Environmental Variables and Model Construction
For Species Distribution Modeling (SDM), we collected 93 records of occurrence from three sources: (a) our field surveys (16 occurrence points) carried out in different parts of the study area (2021e2022), (b) the Global Biodiversity Information Facility (GBIF) and direct observations up until the 18th of September 2022 (48 occurrence points) and (c) distribution records compiled by published books and papers (29 occurrence points), then removed duplicated data. This selection process reduced our occurrence records to 77 data points that were used for the distribution modeling approach.
We extracted 19 substantial bioclimatic variables (bio1-bio19) from a 30 arc-seconds (~1 km) resolution dataset in WorldClim-Global Climate data for the H. leucisculus habitat (http:// www.worldclim.org). In addition, slope data from the digital elevation model (DEM) of Iran as an additional geographical input and a Human Footprint Model (HFM) (Sanderson et al., 2002) to evaluate the anthropogenic effects on theH. leucisculus habitat were used.
All layers were projected onto the UTM grid, with WGS1984 datum. This bioclimatic and environmental variables are used in the assessment of freshwater fish species distribution (Warren et al., 2013; Hong et al., 2022). To bioclimatic variables the Principal Component Analysis (PCA) was tested for multicollinearity among predictors by calculating coefficients and used an r < 0.80 criteria to select which variables in the distribution models for the present study. The final set of variables were as follows: BIO1 = annual mean temperature; BIO7 = Temperature annual range; BIO8 = Mean Temperature of Wettest Quarter; BIO9; Mean temperature of driest quarter, BIO13 = Precipitation of wettest period; BIO14 = Precipitation of driest period and BIO16 = Precipitation of wettest quarter. The future distribution pattern ofH. leucisculus for the year 2080 (average of 2061-2080 period) was estimated according to two Shared Socio-economic Pathways (SSPs): 126 and 585 of the MRI-ESM2 and was estimated based on CMIP6.

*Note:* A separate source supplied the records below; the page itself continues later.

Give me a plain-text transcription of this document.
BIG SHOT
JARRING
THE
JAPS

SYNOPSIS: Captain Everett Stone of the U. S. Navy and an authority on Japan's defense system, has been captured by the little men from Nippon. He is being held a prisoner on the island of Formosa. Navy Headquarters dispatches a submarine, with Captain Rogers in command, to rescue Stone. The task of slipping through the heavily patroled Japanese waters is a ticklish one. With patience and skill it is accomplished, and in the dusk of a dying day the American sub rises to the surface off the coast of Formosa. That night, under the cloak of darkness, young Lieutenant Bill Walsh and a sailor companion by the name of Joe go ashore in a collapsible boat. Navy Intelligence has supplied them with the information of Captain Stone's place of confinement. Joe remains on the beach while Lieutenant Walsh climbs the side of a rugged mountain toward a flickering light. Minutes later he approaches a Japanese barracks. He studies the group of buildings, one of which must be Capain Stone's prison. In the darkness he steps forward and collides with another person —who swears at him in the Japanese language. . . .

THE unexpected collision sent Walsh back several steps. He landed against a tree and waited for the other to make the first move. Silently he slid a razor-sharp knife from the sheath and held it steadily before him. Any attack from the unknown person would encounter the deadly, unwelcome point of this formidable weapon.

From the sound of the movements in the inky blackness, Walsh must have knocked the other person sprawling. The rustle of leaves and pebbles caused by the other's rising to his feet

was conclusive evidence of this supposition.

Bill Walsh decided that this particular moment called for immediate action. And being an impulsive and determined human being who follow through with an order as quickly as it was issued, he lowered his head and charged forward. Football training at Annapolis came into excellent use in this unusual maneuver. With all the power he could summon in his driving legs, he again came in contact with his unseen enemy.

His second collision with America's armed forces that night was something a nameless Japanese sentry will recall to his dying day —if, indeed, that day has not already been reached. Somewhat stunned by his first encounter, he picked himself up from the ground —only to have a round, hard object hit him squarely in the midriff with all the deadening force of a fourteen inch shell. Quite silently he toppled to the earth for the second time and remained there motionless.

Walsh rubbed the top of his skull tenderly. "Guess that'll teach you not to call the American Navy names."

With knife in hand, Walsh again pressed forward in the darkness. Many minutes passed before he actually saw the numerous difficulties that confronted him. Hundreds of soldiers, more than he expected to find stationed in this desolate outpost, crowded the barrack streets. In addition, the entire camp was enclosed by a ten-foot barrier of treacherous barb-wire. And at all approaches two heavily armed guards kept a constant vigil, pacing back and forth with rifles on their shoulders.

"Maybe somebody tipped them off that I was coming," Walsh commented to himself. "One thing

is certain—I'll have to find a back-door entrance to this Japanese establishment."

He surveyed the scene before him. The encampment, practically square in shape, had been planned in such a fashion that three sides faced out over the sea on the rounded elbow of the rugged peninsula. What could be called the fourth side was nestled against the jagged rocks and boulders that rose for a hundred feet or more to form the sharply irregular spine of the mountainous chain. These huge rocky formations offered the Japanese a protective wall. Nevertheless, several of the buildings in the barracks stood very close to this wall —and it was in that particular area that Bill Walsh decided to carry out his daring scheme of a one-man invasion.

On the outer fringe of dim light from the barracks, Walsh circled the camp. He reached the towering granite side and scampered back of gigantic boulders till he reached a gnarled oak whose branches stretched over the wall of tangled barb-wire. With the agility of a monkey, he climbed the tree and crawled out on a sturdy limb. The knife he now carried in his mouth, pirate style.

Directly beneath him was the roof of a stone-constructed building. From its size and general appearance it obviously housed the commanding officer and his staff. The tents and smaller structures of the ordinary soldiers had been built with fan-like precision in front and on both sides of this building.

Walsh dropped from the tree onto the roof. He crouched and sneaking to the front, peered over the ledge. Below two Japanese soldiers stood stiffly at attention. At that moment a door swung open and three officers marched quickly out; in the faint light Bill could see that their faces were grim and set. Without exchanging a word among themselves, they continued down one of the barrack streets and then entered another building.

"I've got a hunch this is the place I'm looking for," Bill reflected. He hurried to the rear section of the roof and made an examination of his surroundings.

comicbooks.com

For model fitting and evaluation, many pseudo-absence were used in the Create Random Point tool in ArcGIS 10.8 to provide more accurate predictions. An ensemble model approach was used to H. leucisculus distribution model (Thuiller et al., 2009) using R v. 4.1.3 (R Development Core Team., 2014) with the BIOMOD2 package (Thuiller et al., 2016). The nine modelling techniques including: the Generalized Linear Model (GLM), Generalized Boosting Method (GBM), Maximum Entropy (MaxEnt), Classification Tree Analysis (CTA), Artificial Neural Network (ANN), Surface Range Envelops (SRE), Random Forest (RF), Multivariate Adaptive Regression Splines (MARS), and Flexible Discriminant Analysis (FDA), were applied.
Area Under the receiver operating Curve (AUC= ROC), Cohen’s Kappa (KAPPA) metrics and the True Skill Statistic (TSS) were evaluated to model performance (Allouche et al., 2006; Zipkin et al., 2012).